Demien menggeleng. Sepanjang hari dia memang hanya mengawasi Azure dan terlalu malas untuk membagi perhatiannya pada gadis penyihir itu.
Dengan helaan nafas pelan, Azure keluar dari penginapan dan berniat untuk makan sendiri saja, dia hanya perlu membawa makanan untuk Ruby nantinya. Namun begitu pintu terbuka, keduanya melihat beberapa prajurit yang berlari cepat melintasi mereka.
"Ada apa?" Demien menangkap lengan salah satu prajurit itu dan bertanya.
"Yang Mulia." Prajurit itu membungkuk hormat. "Boo dan Ruby sedang bertarung di pinggir sungai," jawabnya.
Azure dan Demien saling memandang terkejut lalu berlari lebih cepat dari prajurit sebelumnya.
Setibanya mereka di pinggir sungai, hampir semua ke seratus prajurit yang mengikuti mereka ada di sana. Membuat lingkaran besar dan berdiri diam tanpa suara sama sekali.
Setelah melihat kehadiran Azure, mereka semua segera membungkuk hormat dan memperlihat dua orang di dalam lingkaran.
Ruby masih berdiri dengan nafas yang stabil, namun setetes keringat terlihat membasahi dahinya sedangkan Boo berbaring terlentang di hadapannya tanpa gerakan.
Jika bukan dadanya yang masih naik turun, Demien akan berpikir bahwa rekannya itu telah mengucapkan selamat tinggal pada dunia.
"Apa masalah kalian? Mengapa bertarung?" Demien maju untuk melihat kondisi Boo, dan cukup terkejut dengan luka lebam keunguan yang menghiasi seluruh kulit remaja itu yang terlihat, bahkan dahinya sedikit menampakkan goresan.
"Bertarung? Kami tidak bertarung. Hanya berlatih." Ruby menghapus keringat di dahi dengan punggung tangannya.
Azure adalah satu-satunya yang menemukan adanya luka lebam kecil yang terlihat begitu jelas di kulit s**u gadis itu.

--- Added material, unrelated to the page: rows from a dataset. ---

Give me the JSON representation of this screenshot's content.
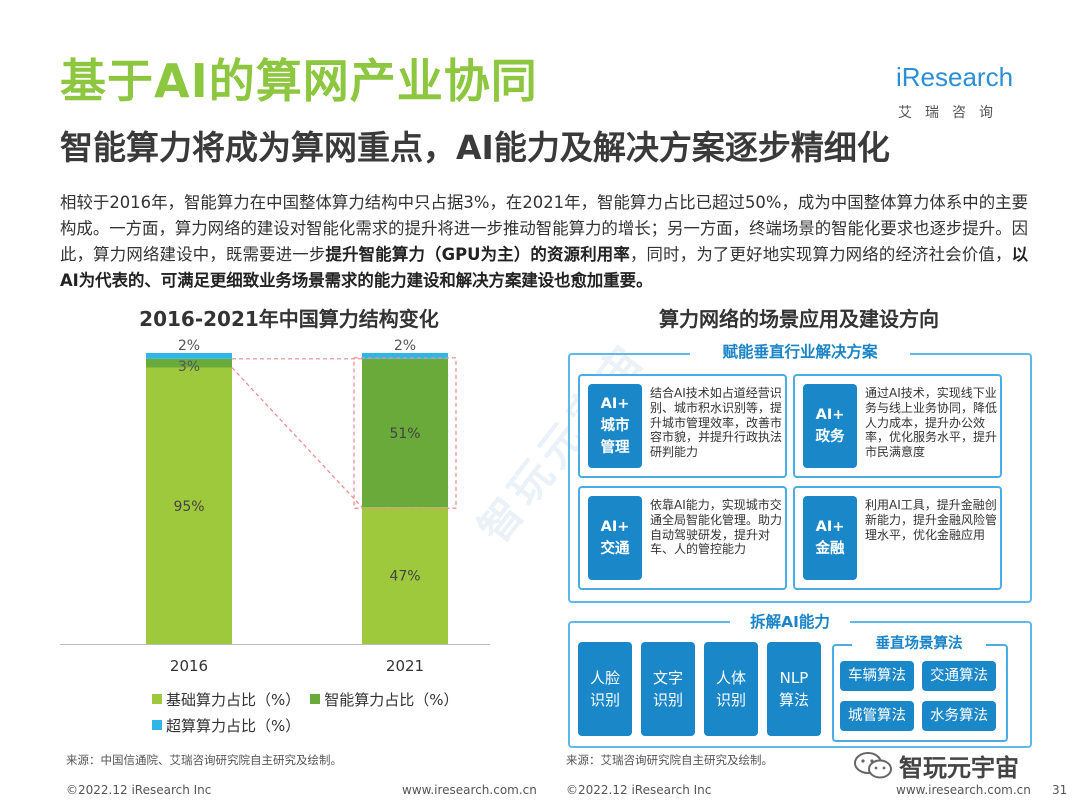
{
  "header": {
    "title": "基于AI的算网产业协同",
    "subtitle": "智能算力将成为算网重点，AI能力及解决方案逐步精细化",
    "logo": "iResearch",
    "logo_sub": "艾瑞咨询"
  },
  "intro": {
    "p1": "相较于2016年，智能算力在中国整体算力结构中只占据3%，在2021年，智能算力占比已超过50%，成为中国整体算力体系中的主要构成。一方面，算力网络的建设对智能化需求的提升将进一步推动智能算力的增长；另一方面，终端场景的智能化要求也逐步提升。因此，算力网络建设中，既需要进一步",
    "b1": "提升智能算力（GPU为主）的资源利用率",
    "p2": "，同时，为了更好地实现算力网络的经济社会价值，",
    "b2": "以AI为代表的、可满足更细致业务场景需求的能力建设和解决方案建设也愈加重要。"
  },
  "chart_data": {
    "type": "bar",
    "stacked": true,
    "title": "2016-2021年中国算力结构变化",
    "categories": [
      "2016",
      "2021"
    ],
    "series": [
      {
        "name": "基础算力占比（%）",
        "values": [
          95,
          47
        ],
        "color": "#9ec93c"
      },
      {
        "name": "智能算力占比（%）",
        "values": [
          3,
          51
        ],
        "color": "#6aaa3a"
      },
      {
        "name": "超算算力占比（%）",
        "values": [
          2,
          2
        ],
        "color": "#2fb6e8"
      }
    ],
    "value_labels": [
      [
        "95%",
        "47%"
      ],
      [
        "3%",
        "51%"
      ],
      [
        "2%",
        "2%"
      ]
    ],
    "ylim": [
      0,
      100
    ],
    "xlabel": "",
    "ylabel": "",
    "legend_position": "bottom"
  },
  "chart_source": "来源：中国信通院、艾瑞咨询研究院自主研究及绘制。",
  "right_panel": {
    "title": "算力网络的场景应用及建设方向",
    "section1": "赋能垂直行业解决方案",
    "cards": [
      {
        "badge": [
          "AI+",
          "城市",
          "管理"
        ],
        "text": "结合AI技术如占道经营识别、城市积水识别等，提升城市管理效率，改善市容市貌，并提升行政执法研判能力"
      },
      {
        "badge": [
          "AI+",
          "政务"
        ],
        "text": "通过AI技术，实现线下业务与线上业务协同，降低人力成本，提升办公效率，优化服务水平，提升市民满意度"
      },
      {
        "badge": [
          "AI+",
          "交通"
        ],
        "text": "依靠AI能力，实现城市交通全局智能化管理。助力自动驾驶研发，提升对车、人的管控能力"
      },
      {
        "badge": [
          "AI+",
          "金融"
        ],
        "text": "利用AI工具，提升金融创新能力，提升金融风险管理水平，优化金融应用"
      }
    ],
    "section2": "拆解AI能力",
    "capabilities": [
      {
        "line1": "人脸",
        "line2": "识别"
      },
      {
        "line1": "文字",
        "line2": "识别"
      },
      {
        "line1": "人体",
        "line2": "识别"
      },
      {
        "line1": "NLP",
        "line2": "算法"
      }
    ],
    "algo_title": "垂直场景算法",
    "algos": [
      "车辆算法",
      "交通算法",
      "城管算法",
      "水务算法"
    ],
    "source": "来源：艾瑞咨询研究院自主研究及绘制。"
  },
  "footer": {
    "copyright_left": "©2022.12 iResearch Inc",
    "site_left": "www.iresearch.com.cn",
    "copyright_right": "©2022.12 iResearch Inc",
    "site_right": "www.iresearch.com.cn",
    "page": "31"
  },
  "watermark": {
    "text": "智玩元宇宙",
    "diag": "智玩元宇宙"
  }
}
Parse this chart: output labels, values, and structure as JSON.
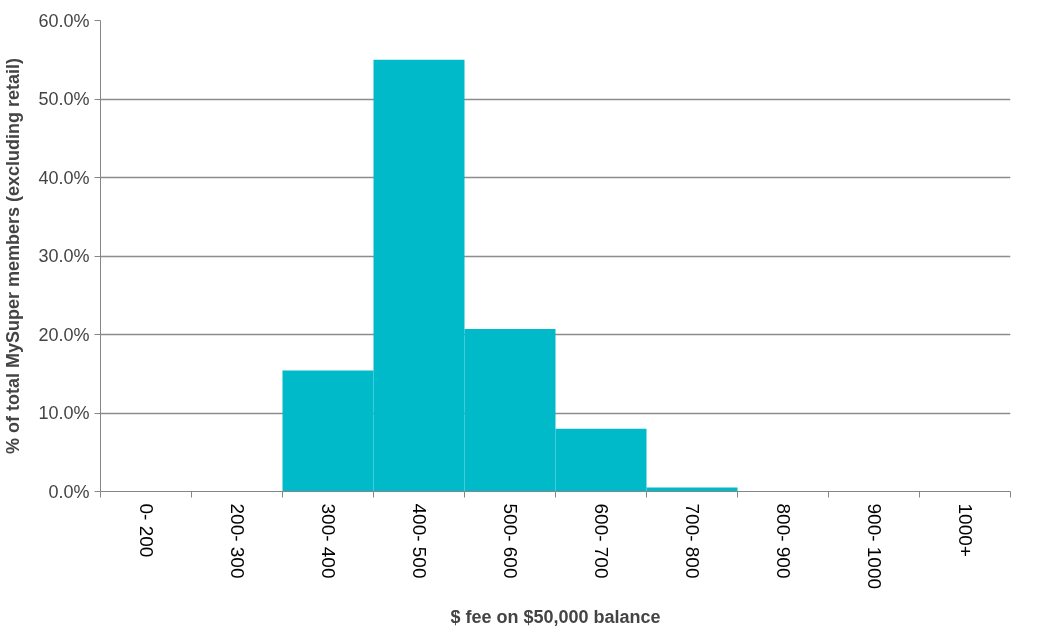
{
  "chart_data": {
    "type": "bar",
    "xlabel": "$ fee on $50,000 balance",
    "ylabel": "% of total MySuper members (excluding retail)",
    "categories": [
      "0- 200",
      "200- 300",
      "300- 400",
      "400- 500",
      "500- 600",
      "600- 700",
      "700- 800",
      "800- 900",
      "900- 1000",
      "1000+"
    ],
    "values": [
      0,
      0,
      15.4,
      55.0,
      20.7,
      8.0,
      0.5,
      0,
      0,
      0
    ],
    "color": "#00b9c9",
    "ylim": [
      0,
      60
    ],
    "yticks": [
      {
        "value": 0,
        "label": "0.0%"
      },
      {
        "value": 10,
        "label": "10.0%"
      },
      {
        "value": 20,
        "label": "20.0%"
      },
      {
        "value": 30,
        "label": "30.0%"
      },
      {
        "value": 40,
        "label": "40.0%"
      },
      {
        "value": 50,
        "label": "50.0%"
      },
      {
        "value": 60,
        "label": "60.0%"
      }
    ],
    "grid": "y"
  }
}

"Benar. Demien, kau tidak akan percaya. Aku berhasil menahan lima serangan Ruby bahkan berhasil memukulnya dengan kepala pedangku." Boo bangkit dengan antusias hingga hampir melompat.
"Kau begitu senang hanya karena memukulnya sedikit dengan kepala pedang?"
"Tentu saja, saat bertarung dengan Ruby sebelumnya, apakah kau bahkan bisa menyentuh ujung rambutnya?"
Demien diam. Itu benar, untuk kemampuan Ruby. Bisa membuat memar di tubuh gadis itu merupakan peningkatan yang sangat signifikan.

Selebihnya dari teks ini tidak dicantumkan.